PB- Na verdade, é a tragédia de um homem que se apaixona por uma ilusão, não é ? E perde duas vezes. O fato de Kim Novak ser uma garota bastante comum torna ainda mais dolorido o fato de ele ficar obcecado pela ilusão.

AH- Certamente.

PB- No final há um momento muito tocante, em que ele diz: “Eu a amei tanto, Madeleine”, pouco antes de ela morrer. Creio que foi um dos melhores desempenhos de Stewart.

AH- Ah, sim.

PB- De modo geral, qual é a sua técnica em lidar com os atores ?

AH- Eu não os dirijo. Falo com eles e explico o que a cena representa, qual é o objetivo, por que eles estão fazendo certas coisas- porque eles se ligam ao argumento, e não à cena. A cena se relaciona com a história, e aquele momento faz isto ou aquilo pela história.

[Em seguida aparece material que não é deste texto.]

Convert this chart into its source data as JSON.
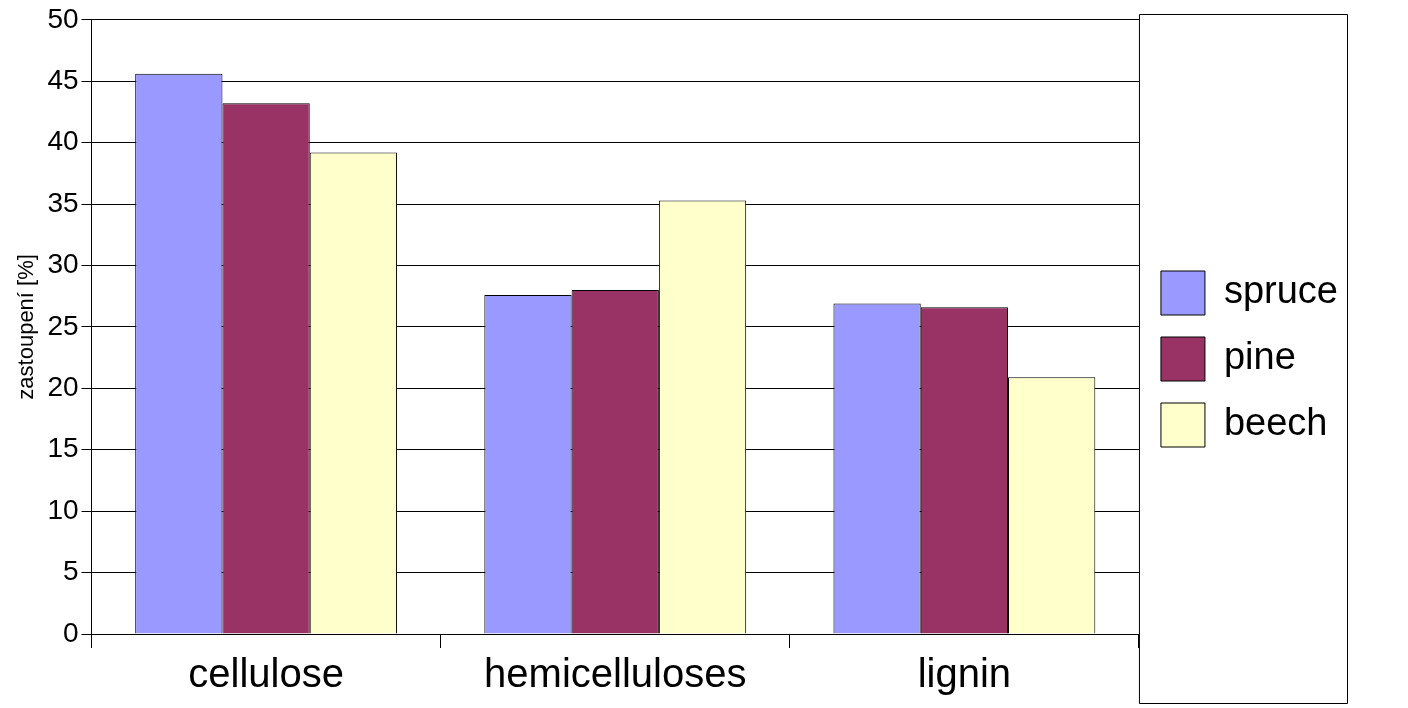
{
  "chart_data": {
    "type": "bar",
    "ylabel": "zastoupení [%]",
    "categories": [
      "cellulose",
      "hemicelluloses",
      "lignin"
    ],
    "series": [
      {
        "name": "spruce",
        "color": "#9999ff",
        "values": [
          45.6,
          27.6,
          26.9
        ]
      },
      {
        "name": "pine",
        "color": "#993366",
        "values": [
          43.2,
          28.0,
          26.6
        ]
      },
      {
        "name": "beech",
        "color": "#ffffcc",
        "values": [
          39.2,
          35.3,
          20.9
        ]
      }
    ],
    "ylim": [
      0,
      50
    ],
    "yticks": [
      0,
      5,
      10,
      15,
      20,
      25,
      30,
      35,
      40,
      45,
      50
    ],
    "grid": "y",
    "legend": "right"
  }
}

Como tentei explicar a Kim Novak em Vertigo, “você está mostrando um monte de emoções no rosto. Não quero nada disso. Quero que o seu rosto mostre apenas aquilo que queremos contar ao público- aquilo em que você está pensando”. Disse-lhe: “Deixe-me explicar. Se você mostrar muitas emoções redundantes no rosto, é como pegar uma folha de papel e escrever em toda ela- encher o papel com muitas escritas. Mas você quer escrever uma frase para que alguém leia. Se há muitas coisas escritas, o público não consegue ler. É muito mais fácil ler se a olha de papel estiver vazia. É assim que o rosto deve estar quando precisarmos mostrar uma expressão”.